成人艳情一二三区按摩_很A很色很黄的免费视频_熟妇性爱在线观看_国产又色又爽的视频网站在线观看_51福利国产在线午夜天堂_久久国产夜色精品鲁鲁99_国产精品综合一区二区不卡

Neural network based end-to-end Text-to-Speech (TTS) has greatly improved the quality of synthesized speech. While how to use massive spontaneous speech without transcription efficiently still remains an open problem. In this paper, we propose MHTTS, a fast multi-speaker TTS system that is robust to transcription errors and speaking style speech data. Specifically, we introduce a multi-head model and transfer text information from high-quality corpus with manual transcription to spontaneous speech with imperfectly recognized transcription by jointly training them. MHTTS has three advantages: 1) Our system synthesizes better quality multi-speaker voice with faster inference speed. 2) Our system is capable of transferring correct text information to data with imperfect transcription, simulated using corruption, or provided by an Automatic Speech Recogniser (ASR). 3) Our system can utilize massive real spontaneous speech with imperfect transcription and synthesize expressive voice.

相關內容

語音合成

關注 491

語(yu)(yu)(yu)(yu)音(yin)合成(cheng)(cheng)（Speech Synthesis），也稱為(wei)文語(yu)(yu)(yu)(yu)轉(zhuan)換(huan)（Text-to-Speech, TTS,它(ta)是(shi)(shi)將任意的(de)(de)(de)(de)輸入文本轉(zhuan)換(huan)成(cheng)(cheng)自(zi)然(ran)流暢的(de)(de)(de)(de)語(yu)(yu)(yu)(yu)音(yin)輸出。語(yu)(yu)(yu)(yu)音(yin)合成(cheng)(cheng)涉及到人(ren)工智能、心(xin)理學(xue)(xue)、聲(sheng)學(xue)(xue)、語(yu)(yu)(yu)(yu)言(yan)學(xue)(xue)、數(shu)字信號處(chu)理、計算機科學(xue)(xue)等(deng)多個學(xue)(xue)科技(ji)術(shu)，是(shi)(shi)信息處(chu)理領域中(zhong)的(de)(de)(de)(de)一項前沿技(ji)術(shu)。隨著(zhu)(zhu)計算機技(ji)術(shu)的(de)(de)(de)(de)不斷(duan)提高(gao)，語(yu)(yu)(yu)(yu)音(yin)合成(cheng)(cheng)技(ji)術(shu)從早期的(de)(de)(de)(de)共(gong)振峰合成(cheng)(cheng),逐(zhu)步發展為(wei)波形拼(pin)接合成(cheng)(cheng)和統(tong)計參數(shu)語(yu)(yu)(yu)(yu)音(yin)合成(cheng)(cheng)，再發展到混合語(yu)(yu)(yu)(yu)音(yin)合成(cheng)(cheng)；合成(cheng)(cheng)語(yu)(yu)(yu)(yu)音(yin)的(de)(de)(de)(de)質量、自(zi)然(ran)度(du)已經得(de)到明顯提高(gao)，基(ji)本能滿足一些(xie)特定場合的(de)(de)(de)(de)應(ying)用需求。目前，語(yu)(yu)(yu)(yu)音(yin)合成(cheng)(cheng)技(ji)術(shu)在(zai)銀行、醫院等(deng)的(de)(de)(de)(de)信息播報(bao)系統(tong)、汽車導航系統(tong)、自(zi)動(dong)應(ying)答呼叫中(zhong)心(xin)等(deng)都有廣泛應(ying)用，取得(de)了巨大的(de)(de)(de)(de)經濟效益(yi)。另外，隨著(zhu)(zhu)智能手機、MP3、PDA 等(deng)與我們生活(huo)密(mi)切相關的(de)(de)(de)(de)媒(mei)介的(de)(de)(de)(de)大量涌現(xian)，語(yu)(yu)(yu)(yu)音(yin)合成(cheng)(cheng)的(de)(de)(de)(de)應(ying)用也在(zai)逐(zhu)漸向(xiang)娛樂(le)、語(yu)(yu)(yu)(yu)音(yin)教(jiao)學(xue)(xue)、康復治療等(deng)領域深入。可以說語(yu)(yu)(yu)(yu)音(yin)合成(cheng)(cheng)正在(zai)影(ying)響(xiang)著(zhu)(zhu)人(ren)們生活(huo)的(de)(de)(de)(de)方(fang)方(fang)面面。

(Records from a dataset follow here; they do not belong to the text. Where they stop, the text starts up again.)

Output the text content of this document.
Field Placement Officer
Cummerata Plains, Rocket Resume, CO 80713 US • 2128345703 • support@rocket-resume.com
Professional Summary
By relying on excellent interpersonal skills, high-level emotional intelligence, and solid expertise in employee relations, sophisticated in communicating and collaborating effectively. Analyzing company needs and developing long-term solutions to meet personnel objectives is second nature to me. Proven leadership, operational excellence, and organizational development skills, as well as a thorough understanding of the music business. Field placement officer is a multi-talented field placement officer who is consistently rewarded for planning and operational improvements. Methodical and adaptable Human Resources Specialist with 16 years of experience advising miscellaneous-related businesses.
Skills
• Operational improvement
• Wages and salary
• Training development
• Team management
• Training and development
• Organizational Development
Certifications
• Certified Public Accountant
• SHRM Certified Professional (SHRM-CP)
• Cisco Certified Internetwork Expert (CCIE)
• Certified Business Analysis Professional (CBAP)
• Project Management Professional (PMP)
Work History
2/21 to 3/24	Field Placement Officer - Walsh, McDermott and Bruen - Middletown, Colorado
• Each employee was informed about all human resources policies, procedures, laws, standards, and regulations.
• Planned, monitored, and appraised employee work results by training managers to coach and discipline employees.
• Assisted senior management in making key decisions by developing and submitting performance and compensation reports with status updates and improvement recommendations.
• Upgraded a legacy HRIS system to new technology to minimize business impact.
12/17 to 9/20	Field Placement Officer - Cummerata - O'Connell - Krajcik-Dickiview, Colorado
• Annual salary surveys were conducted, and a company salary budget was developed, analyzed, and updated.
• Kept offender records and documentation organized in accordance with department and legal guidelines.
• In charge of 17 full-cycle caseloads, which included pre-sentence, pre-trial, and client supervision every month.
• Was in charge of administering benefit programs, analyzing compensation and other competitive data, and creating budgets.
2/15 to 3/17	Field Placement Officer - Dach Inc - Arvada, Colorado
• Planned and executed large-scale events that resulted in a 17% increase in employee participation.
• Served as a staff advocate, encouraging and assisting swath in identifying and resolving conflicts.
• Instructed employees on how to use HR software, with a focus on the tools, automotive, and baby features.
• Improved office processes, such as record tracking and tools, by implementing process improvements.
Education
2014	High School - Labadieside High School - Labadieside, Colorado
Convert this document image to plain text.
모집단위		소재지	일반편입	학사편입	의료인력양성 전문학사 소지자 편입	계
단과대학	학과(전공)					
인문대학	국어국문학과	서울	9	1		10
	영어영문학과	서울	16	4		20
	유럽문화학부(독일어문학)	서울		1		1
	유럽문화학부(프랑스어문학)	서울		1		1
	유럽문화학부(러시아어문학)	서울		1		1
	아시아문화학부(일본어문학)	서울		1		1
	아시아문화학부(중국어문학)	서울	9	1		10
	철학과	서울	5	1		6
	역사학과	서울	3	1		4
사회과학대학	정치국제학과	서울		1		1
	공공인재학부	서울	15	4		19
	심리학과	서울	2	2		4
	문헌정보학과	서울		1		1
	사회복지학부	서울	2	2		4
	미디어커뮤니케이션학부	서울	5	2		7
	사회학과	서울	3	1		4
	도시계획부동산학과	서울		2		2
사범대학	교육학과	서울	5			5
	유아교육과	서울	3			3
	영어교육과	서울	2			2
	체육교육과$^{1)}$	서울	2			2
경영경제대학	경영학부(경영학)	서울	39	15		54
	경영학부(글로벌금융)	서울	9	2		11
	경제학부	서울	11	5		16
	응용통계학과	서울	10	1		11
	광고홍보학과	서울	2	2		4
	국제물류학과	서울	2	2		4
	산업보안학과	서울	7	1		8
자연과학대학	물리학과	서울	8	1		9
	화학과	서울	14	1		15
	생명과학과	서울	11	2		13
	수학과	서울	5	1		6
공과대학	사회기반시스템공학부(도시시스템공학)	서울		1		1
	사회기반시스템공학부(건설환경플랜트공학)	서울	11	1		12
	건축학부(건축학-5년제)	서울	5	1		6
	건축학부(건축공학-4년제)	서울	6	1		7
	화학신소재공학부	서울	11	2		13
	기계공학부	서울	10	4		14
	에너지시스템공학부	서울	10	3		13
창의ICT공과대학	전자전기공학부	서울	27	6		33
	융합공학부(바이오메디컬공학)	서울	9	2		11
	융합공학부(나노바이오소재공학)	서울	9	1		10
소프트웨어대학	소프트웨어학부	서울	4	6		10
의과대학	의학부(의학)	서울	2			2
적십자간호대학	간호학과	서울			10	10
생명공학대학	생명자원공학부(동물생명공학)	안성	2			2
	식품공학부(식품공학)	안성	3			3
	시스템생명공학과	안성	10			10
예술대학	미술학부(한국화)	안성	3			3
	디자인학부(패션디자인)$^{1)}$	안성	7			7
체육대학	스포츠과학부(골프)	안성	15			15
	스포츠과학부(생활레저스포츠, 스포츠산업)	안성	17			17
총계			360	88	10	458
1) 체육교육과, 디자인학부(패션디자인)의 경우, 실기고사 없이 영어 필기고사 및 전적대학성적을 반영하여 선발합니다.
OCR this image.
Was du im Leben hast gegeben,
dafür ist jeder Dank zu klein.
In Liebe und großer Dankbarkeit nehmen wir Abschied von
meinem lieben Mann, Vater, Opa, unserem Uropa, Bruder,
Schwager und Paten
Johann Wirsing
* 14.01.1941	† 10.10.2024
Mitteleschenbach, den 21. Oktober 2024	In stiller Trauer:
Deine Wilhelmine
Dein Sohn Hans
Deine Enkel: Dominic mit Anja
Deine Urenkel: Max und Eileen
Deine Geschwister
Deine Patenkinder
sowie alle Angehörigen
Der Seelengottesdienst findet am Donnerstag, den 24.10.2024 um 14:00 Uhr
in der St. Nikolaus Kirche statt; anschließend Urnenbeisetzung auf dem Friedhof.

語音合成 · 講稿 · 話題 · MoDELS · 穩健性 ·

2022 年 4 月 20 日

KazakhTTS2: Extending the Open-Source Kazakh TTS Corpus With More Data, Speakers, and Topics

Saida Mussakhojayeva,Yerbolat Khassanov,Huseyin Atakan Varol

from arxiv, 8 pages, 2 figures, 5 tables, accepted to LREC 2022

We present an expanded version of our previously released Kazakh text-to-speech (KazakhTTS) synthesis corpus. In the new KazakhTTS2 corpus, the overall size has increased from 93 hours to 271 hours, the number of speakers has risen from two to five (three females and two males), and the topic coverage has been diversified with the help of new sources, including a book and Wikipedia articles. This corpus is necessary for building high-quality TTS systems for Kazakh, a Central Asian agglutinative language from the Turkic family, which presents several linguistic challenges. We describe the corpus construction process and provide the details of the training and evaluation procedures for the TTS system. Our experimental results indicate that the constructed corpus is sufficient to build robust TTS models for real-world applications, with a subjective mean opinion score ranging from 3.6 to 4.2 for all the five speakers. We believe that our corpus will facilitate speech and language research for Kazakh and other Turkic languages, which are widely considered to be low-resource due to the limited availability of free linguistic data. The constructed corpus, code, and pretrained models are publicly available in our GitHub repository.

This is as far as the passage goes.